O-I Glass has reported its financial results for the first quarter of the year.

During a conference call on 29 April, O-I CEO Gordon Hardie and CFO John Haudrich discussed the company’s latest results.

O-I reported flat net sales of $1.54 billion, and saw promising results from its Fit to Win programme in America, which aims to cut costs and increase production efficiency, and saw a number of furnace closures and job losses in 2025.

However, there was a notable decline in segment operating profits, which decreased to $142 million from $209 million.

Europe broke even in the first quarter, down roughly $68 million from a year ago, while America posted flat segment profit.

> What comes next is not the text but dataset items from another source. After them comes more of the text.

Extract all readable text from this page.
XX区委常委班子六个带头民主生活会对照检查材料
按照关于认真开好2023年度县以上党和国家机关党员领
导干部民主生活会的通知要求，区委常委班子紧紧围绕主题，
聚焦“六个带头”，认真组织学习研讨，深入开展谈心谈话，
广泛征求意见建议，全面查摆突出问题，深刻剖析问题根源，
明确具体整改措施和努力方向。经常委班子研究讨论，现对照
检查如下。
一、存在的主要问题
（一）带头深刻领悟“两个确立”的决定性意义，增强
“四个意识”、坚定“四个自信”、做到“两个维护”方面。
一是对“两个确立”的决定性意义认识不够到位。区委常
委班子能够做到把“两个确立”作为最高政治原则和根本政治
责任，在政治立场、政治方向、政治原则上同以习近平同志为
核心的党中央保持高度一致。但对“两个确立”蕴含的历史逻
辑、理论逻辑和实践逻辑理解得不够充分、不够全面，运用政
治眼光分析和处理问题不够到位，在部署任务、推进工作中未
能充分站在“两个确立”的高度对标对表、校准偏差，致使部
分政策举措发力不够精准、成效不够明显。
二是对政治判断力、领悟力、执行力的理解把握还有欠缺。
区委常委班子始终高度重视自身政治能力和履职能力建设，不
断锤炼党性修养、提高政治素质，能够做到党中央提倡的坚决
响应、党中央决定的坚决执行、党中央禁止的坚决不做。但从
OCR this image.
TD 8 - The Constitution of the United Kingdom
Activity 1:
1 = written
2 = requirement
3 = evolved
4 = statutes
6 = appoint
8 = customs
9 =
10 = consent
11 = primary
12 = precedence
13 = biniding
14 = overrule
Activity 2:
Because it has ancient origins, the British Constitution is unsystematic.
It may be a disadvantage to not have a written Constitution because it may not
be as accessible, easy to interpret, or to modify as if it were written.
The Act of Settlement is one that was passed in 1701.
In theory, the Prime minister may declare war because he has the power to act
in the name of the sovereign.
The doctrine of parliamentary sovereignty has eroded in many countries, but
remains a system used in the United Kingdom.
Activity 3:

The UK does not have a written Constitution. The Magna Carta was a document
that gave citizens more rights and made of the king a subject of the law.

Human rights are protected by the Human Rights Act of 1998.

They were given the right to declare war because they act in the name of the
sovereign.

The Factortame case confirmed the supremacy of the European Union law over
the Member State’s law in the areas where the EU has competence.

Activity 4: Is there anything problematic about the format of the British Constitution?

Additionally, segment shipments declined in both America and Europe.

America experienced a 9% decrease and $10 million of disruption-related expenses, driven by extreme weather, civil unrest in Mexico and a natural gas pipeline failure in Peru, partially offset by Fit to Win.

Similarly, Europe showed a 7% decline, with breakeven profit.

The company stated that Europe’s decline was primarily driven by a $76 million net price reduction and higher plant closure costs.

In the conference call, CEO Gordon Hardie summarised: “The year got off to a challenging start.

“While the top line held steady, demand was sluggish early in the quarter before improving through March.

“We also experienced elevated commercial pressures in Europe and several onetime external events that increased our costs.

“As a result, first quarter adjusted earnings of $0.05 per share came in below our original expectations.”

The company emphasised the performance of the Fit to Win programme, which had a net benefit of $35 million.

Europe’s results fell short of O-I’s expectations, but the company explained that it was earlier in the Fit to Win model, and they are expecting improvement in the upcoming quarters.

Other notable challenges faced by O-I includes a decrease in demand in alcoholic end markets, as well as an ongoing weakness in wine, particularly in Southern Europe.

Conversely, the food sector is emerging as O-I’s second largest category behind beer.

Overall, the company remained positive that long-term investment was still beneficial for its customers.

The company expects stability in the second quarter of the year, and low to mid-single-digit volume growth in the second half.

They also stated that core glass demand is now stabilising, with recent trends proving encouraging.

Although O-I adjusted its 2026 outlook to reflect Europe's operating environment and the energy backdrop, the company remains committed to its 2027 Investor Day targets of $1.45 billion EBITDA target.

The Fit to Win programme is still on track to earn at least $275 million in 2026 benefits.